Stealing my shit, whether it’s my phone or a digital mask, or my savings account, is stealing. You don’t get to take my shit and use it for your own purposes without getting permission, and that permission isn’t generalizable. I’m me, but I don’t share everything with everybody (well, I pretty much do, but still).
The death of digital exceptionalism is, as a key quote in science and technology studies has it, “neither good nor bad, nor neutral.” It benefits the powerful at the expense of the powerless sometimes, but not at other times; it may have brought to an end one of the most powerful forces for good and bad in human history (very mostly good in my highly debatable opinion), the European-American escape valve and cultural mainspring of the “frontier.” It does end a godawful lot of silly talk and make laughable a bunch of 1990s sci-fi movies. It’s ended the “public” lives of a number of dear “pseudonymous” friends.

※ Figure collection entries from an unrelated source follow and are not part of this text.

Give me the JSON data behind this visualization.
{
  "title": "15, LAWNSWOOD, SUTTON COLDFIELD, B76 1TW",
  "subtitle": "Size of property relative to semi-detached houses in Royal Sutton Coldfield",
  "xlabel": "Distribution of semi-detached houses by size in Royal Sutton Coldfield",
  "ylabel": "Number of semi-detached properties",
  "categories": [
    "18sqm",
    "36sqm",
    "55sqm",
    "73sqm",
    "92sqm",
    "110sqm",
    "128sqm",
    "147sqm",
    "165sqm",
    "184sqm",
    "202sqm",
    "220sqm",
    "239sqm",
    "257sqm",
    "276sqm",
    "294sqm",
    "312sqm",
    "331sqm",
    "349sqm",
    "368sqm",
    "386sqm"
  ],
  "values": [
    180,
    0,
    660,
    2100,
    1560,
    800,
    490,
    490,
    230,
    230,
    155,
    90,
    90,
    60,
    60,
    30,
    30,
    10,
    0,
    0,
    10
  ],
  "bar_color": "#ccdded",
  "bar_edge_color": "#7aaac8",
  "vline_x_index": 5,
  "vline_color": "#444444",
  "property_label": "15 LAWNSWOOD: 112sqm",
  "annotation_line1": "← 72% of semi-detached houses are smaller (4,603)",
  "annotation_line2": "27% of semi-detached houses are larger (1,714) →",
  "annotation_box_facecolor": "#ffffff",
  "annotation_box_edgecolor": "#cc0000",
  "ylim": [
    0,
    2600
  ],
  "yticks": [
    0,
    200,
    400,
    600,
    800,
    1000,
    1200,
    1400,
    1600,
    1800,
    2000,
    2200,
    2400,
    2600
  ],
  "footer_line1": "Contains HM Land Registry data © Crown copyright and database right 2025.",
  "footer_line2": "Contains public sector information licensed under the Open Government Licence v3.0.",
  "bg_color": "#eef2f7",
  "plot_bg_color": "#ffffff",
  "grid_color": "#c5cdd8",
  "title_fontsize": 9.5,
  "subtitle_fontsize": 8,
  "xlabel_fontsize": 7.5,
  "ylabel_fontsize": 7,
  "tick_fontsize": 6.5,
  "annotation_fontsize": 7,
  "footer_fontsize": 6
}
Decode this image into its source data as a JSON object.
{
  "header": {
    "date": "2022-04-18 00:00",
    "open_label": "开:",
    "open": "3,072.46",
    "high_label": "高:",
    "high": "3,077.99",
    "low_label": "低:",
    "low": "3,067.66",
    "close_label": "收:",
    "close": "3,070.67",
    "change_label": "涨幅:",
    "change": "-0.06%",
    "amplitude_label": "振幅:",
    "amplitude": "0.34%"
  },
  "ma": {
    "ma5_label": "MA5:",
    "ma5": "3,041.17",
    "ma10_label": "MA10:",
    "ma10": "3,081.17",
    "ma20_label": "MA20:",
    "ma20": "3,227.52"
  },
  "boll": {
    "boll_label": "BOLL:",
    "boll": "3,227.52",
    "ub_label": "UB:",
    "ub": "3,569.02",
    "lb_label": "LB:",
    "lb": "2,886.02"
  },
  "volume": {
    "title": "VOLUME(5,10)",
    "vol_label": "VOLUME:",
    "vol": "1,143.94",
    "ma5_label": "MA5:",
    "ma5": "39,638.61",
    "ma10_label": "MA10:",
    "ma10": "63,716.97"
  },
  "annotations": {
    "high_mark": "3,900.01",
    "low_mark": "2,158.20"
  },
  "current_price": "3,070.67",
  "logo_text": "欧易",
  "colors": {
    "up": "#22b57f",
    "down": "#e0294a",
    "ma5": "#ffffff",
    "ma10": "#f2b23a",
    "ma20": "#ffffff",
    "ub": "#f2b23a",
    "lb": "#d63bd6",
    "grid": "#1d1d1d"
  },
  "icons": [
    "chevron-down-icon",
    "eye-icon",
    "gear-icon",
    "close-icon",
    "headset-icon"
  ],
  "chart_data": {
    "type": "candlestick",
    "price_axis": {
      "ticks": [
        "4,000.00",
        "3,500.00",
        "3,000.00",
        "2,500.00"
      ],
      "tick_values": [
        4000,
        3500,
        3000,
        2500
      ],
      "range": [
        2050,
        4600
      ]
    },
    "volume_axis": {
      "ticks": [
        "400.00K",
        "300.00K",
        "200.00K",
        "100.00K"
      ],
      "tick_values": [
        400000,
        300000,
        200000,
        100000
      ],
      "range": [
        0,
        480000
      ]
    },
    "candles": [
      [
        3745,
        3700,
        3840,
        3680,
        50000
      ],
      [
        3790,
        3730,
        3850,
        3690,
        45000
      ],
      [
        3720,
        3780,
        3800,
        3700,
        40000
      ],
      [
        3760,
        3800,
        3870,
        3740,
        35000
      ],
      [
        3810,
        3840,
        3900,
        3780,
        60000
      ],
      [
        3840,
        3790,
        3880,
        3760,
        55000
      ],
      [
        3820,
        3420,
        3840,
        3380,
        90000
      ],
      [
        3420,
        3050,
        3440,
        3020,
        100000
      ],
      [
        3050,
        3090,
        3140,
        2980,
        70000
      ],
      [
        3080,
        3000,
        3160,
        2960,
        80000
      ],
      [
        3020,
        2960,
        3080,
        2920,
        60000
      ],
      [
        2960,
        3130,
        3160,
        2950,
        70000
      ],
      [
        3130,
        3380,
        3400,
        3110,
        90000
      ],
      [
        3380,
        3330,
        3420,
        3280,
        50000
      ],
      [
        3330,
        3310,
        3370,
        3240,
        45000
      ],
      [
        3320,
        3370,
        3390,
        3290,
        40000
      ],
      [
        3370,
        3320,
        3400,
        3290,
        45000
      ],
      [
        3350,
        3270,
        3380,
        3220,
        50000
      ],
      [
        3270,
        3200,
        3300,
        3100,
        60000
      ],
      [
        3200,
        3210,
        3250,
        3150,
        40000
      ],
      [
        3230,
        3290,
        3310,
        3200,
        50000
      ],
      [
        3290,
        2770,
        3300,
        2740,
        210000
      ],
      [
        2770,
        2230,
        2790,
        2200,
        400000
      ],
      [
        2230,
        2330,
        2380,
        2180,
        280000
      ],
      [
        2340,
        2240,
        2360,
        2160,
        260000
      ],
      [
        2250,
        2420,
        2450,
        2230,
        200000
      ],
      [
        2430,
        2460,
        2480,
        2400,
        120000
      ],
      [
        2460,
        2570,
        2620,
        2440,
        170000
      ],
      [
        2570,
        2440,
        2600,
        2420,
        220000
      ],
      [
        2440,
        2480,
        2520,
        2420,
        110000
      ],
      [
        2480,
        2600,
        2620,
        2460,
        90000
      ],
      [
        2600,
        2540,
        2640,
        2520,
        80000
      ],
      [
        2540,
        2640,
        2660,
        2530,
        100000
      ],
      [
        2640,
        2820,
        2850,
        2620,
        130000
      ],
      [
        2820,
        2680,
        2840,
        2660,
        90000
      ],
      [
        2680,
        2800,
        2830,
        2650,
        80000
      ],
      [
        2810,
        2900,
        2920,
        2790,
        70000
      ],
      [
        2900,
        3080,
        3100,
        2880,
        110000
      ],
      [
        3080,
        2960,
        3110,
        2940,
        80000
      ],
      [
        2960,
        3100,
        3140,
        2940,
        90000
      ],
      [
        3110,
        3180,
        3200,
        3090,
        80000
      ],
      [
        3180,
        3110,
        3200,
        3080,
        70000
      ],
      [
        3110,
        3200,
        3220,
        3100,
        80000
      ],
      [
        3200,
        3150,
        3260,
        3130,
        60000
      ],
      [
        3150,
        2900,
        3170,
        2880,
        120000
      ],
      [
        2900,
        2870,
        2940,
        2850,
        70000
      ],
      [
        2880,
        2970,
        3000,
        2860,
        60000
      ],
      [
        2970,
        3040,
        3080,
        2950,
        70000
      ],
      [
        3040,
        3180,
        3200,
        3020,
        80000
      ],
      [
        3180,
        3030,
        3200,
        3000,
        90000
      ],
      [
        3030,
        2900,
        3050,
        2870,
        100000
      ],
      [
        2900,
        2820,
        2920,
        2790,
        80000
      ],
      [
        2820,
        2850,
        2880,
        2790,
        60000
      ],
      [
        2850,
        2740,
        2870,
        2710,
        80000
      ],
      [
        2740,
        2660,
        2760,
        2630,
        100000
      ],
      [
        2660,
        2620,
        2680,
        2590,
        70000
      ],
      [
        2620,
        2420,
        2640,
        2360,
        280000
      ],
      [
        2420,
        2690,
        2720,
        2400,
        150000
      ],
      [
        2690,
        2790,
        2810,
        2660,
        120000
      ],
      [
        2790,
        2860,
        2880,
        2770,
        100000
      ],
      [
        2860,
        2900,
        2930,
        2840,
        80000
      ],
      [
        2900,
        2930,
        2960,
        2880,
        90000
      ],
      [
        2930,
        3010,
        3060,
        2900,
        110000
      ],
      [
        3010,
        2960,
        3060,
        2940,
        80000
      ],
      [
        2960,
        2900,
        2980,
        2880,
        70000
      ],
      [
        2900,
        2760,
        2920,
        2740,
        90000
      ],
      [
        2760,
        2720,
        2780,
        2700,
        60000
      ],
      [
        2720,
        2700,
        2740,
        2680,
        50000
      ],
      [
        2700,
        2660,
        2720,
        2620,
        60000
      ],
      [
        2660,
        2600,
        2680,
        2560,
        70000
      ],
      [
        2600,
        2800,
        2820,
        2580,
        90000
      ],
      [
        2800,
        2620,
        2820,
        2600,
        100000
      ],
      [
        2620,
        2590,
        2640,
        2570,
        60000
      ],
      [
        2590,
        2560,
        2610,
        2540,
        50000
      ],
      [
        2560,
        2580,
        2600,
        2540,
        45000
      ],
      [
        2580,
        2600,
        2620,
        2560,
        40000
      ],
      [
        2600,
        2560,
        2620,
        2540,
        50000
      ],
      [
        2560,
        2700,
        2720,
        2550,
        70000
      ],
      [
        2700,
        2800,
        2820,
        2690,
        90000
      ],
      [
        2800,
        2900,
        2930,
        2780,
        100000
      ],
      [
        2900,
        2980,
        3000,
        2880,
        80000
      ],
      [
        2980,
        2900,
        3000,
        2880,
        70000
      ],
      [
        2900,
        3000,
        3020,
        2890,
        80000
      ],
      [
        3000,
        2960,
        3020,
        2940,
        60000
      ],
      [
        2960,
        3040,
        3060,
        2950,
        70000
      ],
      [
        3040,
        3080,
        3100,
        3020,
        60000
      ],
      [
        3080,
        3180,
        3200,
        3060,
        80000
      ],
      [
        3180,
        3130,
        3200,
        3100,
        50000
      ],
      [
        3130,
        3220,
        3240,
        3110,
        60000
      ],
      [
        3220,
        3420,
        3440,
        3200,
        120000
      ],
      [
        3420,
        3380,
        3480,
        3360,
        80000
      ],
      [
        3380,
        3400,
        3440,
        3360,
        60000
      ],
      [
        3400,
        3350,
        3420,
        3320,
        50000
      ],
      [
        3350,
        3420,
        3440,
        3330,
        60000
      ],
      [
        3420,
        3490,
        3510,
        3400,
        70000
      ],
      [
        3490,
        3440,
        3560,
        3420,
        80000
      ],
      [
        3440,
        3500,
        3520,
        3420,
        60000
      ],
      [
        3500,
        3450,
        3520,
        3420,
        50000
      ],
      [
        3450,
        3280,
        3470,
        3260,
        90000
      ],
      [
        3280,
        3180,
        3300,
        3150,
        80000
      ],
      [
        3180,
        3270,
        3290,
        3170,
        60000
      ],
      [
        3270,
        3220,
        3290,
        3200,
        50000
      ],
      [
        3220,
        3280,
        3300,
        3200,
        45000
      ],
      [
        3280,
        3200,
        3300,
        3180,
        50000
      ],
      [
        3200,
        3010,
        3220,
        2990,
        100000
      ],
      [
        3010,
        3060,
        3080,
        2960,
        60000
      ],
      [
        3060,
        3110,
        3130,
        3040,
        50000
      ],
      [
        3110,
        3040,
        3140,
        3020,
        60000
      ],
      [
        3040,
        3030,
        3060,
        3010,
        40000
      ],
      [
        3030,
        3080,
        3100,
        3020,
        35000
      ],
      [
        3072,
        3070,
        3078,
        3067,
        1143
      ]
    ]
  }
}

It’s a slap to the back of the head of punditry, scholarship, and particularly institutional ethical and methodological guidelines for studying human interaction involving the internet, some of which has barely started to come to grips with the internet’s existence, let alone with this second phase of its metaphorical conception.
Speaking of which, I’ve got to call out ASU’s anthropology department, the School of Human Evolution and Social Change (SHESC) that houses it, and the Ethnography Studio I’m a member of, all of which failed to send a single person to Markham’s workshop or talk. Four years ago, a senior administrator associated with SHESC declined an association with me and my work, saying that what I was doing as a first-year researcher was “ten years ahead of our faculty.” Four years later, they’re proving themselves to be still ten years behind the standard of practice. Shame on you all.
And, concomitant kudos to ASU’s English Department, and particularly its Rhetoric and Composition PhD program (and its exceptional students who I count as colleagues and friends), for recognizing that we live in the goddamned future and it matters.
Above all, thanks to Annette Markham for rocking our academic world.